Lebih lanjut pengertian APBN dijabarkan dalam UU No.17 Tahun 2003 tentang Keuangan Negara (UU Keuangan Negara), yang dimaksud dengan APBN adalah rencana keuangan tahunan pemerintahan negara yang disetujui oleh DPR (Pasal 1, Angka 7) dan terdiri atas anggaran pendapatan, anggaran belanja, dan pembiayaan (Pasal 11, Ayat 2).
APBN atau APBD jika dilihat dari kacamata akuntansi maka memiliki sifat yang sama dengan akun laba/rugi yaitu bersifat nominal atau akun nominal yang sifatnya berbeda dengan kekayaan yang bersifat riil. Akun nominal tidak bersifat nyata/konkret dan APBN atau APBD hanyalah nominal bilangan dari rencana atau perkiraan keuangan tahunan pemerintah sebagaimana Pasal 1 angka 7 UU Keuangan Negara. Apabila akun riil tidak ditutup maka akun nominal ini akan ditutup setiap tahunnya, artinya hanya berlaku untuk tahun ia ditetapkan. Sifat sebagai akun nominal dari APBN atau APBD dapat dilihat dalam UU Keuangan Negara misalnya dalam Pasal 2, terkait jenis-jenis pendapatan dan pengeluaran negara dan Pasal 4 terkait masa keberlakuannya tertutup hanya 1 tahun.

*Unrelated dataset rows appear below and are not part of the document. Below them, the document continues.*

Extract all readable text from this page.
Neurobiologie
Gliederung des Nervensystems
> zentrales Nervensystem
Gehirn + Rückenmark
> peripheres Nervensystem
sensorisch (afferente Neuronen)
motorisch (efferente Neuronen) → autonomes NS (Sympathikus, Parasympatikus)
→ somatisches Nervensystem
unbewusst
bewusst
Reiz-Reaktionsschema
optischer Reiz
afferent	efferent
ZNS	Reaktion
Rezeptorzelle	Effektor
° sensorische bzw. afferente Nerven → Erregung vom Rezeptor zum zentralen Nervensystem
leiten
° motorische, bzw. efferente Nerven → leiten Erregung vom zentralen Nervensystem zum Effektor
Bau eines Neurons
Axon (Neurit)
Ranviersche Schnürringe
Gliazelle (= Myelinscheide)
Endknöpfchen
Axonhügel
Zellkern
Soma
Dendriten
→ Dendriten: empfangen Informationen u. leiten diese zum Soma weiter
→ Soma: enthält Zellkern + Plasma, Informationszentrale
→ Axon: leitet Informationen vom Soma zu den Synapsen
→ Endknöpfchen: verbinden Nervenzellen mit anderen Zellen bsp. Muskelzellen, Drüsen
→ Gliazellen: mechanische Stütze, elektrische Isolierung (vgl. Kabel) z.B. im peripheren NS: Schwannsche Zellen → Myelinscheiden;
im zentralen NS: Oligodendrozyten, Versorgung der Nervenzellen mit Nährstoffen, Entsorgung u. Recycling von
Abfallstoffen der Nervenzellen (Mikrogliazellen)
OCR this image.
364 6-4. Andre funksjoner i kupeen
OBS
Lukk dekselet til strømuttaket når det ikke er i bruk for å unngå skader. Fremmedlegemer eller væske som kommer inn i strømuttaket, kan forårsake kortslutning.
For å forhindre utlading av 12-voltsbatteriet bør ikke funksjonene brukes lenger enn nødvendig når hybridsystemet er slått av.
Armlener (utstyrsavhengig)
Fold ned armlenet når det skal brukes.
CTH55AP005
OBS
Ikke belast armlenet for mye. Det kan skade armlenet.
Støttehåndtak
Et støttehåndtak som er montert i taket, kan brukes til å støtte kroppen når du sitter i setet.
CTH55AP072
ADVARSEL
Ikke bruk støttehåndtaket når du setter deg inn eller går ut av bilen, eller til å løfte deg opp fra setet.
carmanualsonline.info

Pembagian BUMN Berdasarkan Tujuan
Selain itu perlu diingat kembali bahwa BUMN dibedakan menjadi dua jenis, yaitu PERSERO dan PERUM. UU BUMN dalam Pasal 1 Angka 2 menyatakan bahwa BUMN Persero memiliki tujuan mengejar keuntungan. Dengan kata lain badan hukum ini bersifat profit oriented, sehingga pelayanan BUMN ini secara umum adalah pelayanan bisnis, bukan pelayanan publik yang bersifat nirlaba. Sedangkan BUMN Perum memiliki tujuan yang berbeda dari BUMN Persero. UU BUMN Pasal 1 Angka 4 menyatakan bahwa BUMN Perum tidak semata-mata bertujuan untuk mengejar keuntungan tetapi juga untuk kemanfaatan umum berupa penyediaan barang dan/atau jasa yang bermutu tinggi.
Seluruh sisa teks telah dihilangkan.